MARTA Police to conduct April-June ‘zero tolerance’ crackdown

MARTA Police Department vehicles as seen on the MPD website.
By John Ruch
The MARTA Police Department (MPD) is launching a “zero tolerance” crackdown as soon as this weekend that will continue through June.
A new “Train Patrol Detail” will strictly enforce the transit agency’s “Ride with Respect” rules as well as state and local laws, MPD Chief M. Scott Kreher said during an April 7 meeting of the Buckhead Public Safety Task Force. The idea is to make the system more appealing to rule- and law-abiding passengers as ridership picks up after COVID-19 pandemic lows.

MARTA Police Department Chief M. Scott Kreher. (Photo from MPD’s Facebook.)
Kreher said “we’re basically going to have a zero-tolerance [policy] on our system.”
MARTA is not advertising the crackdown, but transit agency spokesperson Stephany Fisher said MPD likely will release information about its results afterward. “If the detail is successful and budget allows, MPD will more than likely have another one,” Fisher said.
The April-through-June detail will include 12 officers, four sergeants and two wagon drivers.
The crackdown will include removing homeless people who stay on the transit system, which Kreher called MPD’s “biggest challenge.” He said that when ridership plunged during the early stages of the pandemic, the “entire system began to be inundated with unsheltered folks.” Today, he said, MPD removes an average of 40 to 60 homeless people from the system’s trains and buses each night at the end of service.

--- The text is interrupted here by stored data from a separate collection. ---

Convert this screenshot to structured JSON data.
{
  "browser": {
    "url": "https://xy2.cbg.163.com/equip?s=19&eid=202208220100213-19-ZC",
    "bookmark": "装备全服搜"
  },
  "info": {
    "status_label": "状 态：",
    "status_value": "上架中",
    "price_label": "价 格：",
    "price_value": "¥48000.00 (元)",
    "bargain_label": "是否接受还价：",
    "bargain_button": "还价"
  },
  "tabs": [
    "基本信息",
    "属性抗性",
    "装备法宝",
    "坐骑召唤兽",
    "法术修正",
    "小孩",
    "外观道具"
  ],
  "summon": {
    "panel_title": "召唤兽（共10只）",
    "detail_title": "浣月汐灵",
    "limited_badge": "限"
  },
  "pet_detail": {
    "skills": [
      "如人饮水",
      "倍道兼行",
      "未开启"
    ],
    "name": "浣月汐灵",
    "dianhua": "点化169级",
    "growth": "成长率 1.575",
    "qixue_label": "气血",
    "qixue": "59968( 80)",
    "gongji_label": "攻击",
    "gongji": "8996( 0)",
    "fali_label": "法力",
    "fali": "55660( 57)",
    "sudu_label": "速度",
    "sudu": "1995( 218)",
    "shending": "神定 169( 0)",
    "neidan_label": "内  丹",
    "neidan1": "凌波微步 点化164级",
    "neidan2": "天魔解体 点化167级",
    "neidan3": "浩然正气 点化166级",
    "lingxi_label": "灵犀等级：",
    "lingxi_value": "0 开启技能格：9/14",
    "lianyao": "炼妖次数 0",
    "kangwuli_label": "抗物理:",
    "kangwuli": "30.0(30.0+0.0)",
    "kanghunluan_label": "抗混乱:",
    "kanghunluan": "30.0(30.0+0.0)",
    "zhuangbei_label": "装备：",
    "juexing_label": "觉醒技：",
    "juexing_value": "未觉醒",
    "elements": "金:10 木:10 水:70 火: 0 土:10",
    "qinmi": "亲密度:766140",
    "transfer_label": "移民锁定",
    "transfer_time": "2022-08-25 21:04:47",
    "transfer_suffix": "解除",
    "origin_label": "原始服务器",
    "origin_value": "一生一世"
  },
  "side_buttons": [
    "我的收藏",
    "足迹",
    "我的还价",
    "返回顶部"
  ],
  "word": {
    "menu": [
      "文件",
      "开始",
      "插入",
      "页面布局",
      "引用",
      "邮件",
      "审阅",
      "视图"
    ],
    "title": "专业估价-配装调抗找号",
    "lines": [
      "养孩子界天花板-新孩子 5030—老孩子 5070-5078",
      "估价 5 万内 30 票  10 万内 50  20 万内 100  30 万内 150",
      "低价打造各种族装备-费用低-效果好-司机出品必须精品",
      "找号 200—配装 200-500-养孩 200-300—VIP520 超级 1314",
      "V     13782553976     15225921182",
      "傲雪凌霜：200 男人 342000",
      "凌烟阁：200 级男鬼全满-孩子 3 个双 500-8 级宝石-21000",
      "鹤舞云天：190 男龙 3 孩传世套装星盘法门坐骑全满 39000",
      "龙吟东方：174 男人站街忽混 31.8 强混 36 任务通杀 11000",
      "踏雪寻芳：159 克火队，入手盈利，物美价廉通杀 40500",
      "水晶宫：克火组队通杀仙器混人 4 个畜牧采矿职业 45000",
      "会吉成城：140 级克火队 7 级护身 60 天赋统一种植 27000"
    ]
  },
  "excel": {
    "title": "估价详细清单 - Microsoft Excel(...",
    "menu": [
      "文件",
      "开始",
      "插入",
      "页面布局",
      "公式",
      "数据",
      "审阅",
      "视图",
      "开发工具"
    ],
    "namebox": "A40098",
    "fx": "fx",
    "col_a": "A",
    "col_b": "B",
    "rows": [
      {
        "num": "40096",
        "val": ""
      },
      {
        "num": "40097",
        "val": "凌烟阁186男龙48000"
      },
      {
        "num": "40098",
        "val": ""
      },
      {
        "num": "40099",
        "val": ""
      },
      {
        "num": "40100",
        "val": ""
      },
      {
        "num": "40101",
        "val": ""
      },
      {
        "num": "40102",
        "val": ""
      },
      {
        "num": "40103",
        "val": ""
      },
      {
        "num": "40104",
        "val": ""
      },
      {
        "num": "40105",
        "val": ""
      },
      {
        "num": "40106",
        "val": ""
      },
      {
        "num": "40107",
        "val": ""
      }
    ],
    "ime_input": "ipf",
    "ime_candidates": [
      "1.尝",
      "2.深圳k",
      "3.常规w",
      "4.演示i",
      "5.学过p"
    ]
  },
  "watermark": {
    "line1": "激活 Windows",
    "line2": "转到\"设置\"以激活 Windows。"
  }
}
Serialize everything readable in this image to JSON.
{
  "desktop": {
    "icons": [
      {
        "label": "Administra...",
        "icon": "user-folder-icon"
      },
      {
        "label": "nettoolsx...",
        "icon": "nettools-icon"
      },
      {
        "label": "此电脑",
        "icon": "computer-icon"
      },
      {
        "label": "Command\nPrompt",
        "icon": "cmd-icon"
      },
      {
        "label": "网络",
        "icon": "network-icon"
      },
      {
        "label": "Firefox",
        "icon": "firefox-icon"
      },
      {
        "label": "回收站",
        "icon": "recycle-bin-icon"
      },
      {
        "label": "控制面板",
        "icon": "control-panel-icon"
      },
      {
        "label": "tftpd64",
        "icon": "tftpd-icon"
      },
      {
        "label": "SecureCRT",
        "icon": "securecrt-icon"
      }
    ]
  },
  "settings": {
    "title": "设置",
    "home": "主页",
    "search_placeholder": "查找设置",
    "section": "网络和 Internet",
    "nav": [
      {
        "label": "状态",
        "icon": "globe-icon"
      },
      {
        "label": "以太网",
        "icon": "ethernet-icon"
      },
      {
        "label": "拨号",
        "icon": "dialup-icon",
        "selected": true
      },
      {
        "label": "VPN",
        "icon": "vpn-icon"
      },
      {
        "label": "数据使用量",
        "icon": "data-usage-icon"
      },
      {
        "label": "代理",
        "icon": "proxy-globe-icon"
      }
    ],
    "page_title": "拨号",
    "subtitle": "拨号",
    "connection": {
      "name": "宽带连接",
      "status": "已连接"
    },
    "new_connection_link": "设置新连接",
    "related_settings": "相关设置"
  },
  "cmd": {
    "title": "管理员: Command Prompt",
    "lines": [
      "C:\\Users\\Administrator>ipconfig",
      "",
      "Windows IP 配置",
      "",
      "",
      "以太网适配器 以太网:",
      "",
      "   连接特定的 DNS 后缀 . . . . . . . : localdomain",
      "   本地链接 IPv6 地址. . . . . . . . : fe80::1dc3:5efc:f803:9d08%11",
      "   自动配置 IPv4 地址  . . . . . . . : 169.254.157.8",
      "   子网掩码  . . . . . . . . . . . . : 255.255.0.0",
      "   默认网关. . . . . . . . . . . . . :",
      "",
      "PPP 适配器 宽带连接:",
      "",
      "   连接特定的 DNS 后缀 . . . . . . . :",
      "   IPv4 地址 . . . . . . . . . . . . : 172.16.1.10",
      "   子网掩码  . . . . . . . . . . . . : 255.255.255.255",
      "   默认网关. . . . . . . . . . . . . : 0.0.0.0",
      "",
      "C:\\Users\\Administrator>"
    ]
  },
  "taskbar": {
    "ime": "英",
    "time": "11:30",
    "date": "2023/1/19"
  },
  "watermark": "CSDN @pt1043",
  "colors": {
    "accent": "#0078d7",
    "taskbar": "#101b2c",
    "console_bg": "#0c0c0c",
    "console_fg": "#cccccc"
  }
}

He said 120 homeless people were removed on the night of April 6, when the weather brought thunderstorms.
Part of MPD’s challenge, Kreher said, is the lack of mental health or substance abuse facilities for homeless people with such issues, as well as a near-total absence of long-term housing. MARTA does have a “HOPE team” program, piloted in 2020, that pairs social workers with unarmed security officers, called field protective specialists, who address homeless people staying on the system. Kreher said the HOPE teams work with people to find support services or pre-arrest diversion programs.
In addition to the crackdown detail, Kreher said, MPD has launched an undercover operation with a minimum of five officers on the system daily.
A former Atlanta Police Department deputy chief, Kreher took command of MPD during the pandemic in 2020. He said MPD, like many other police agencies, is dealing with retention and hiring issues. He said MPD has lost 63 sworn-officer positions since January 2020 — about a 20 percent reduction in the force.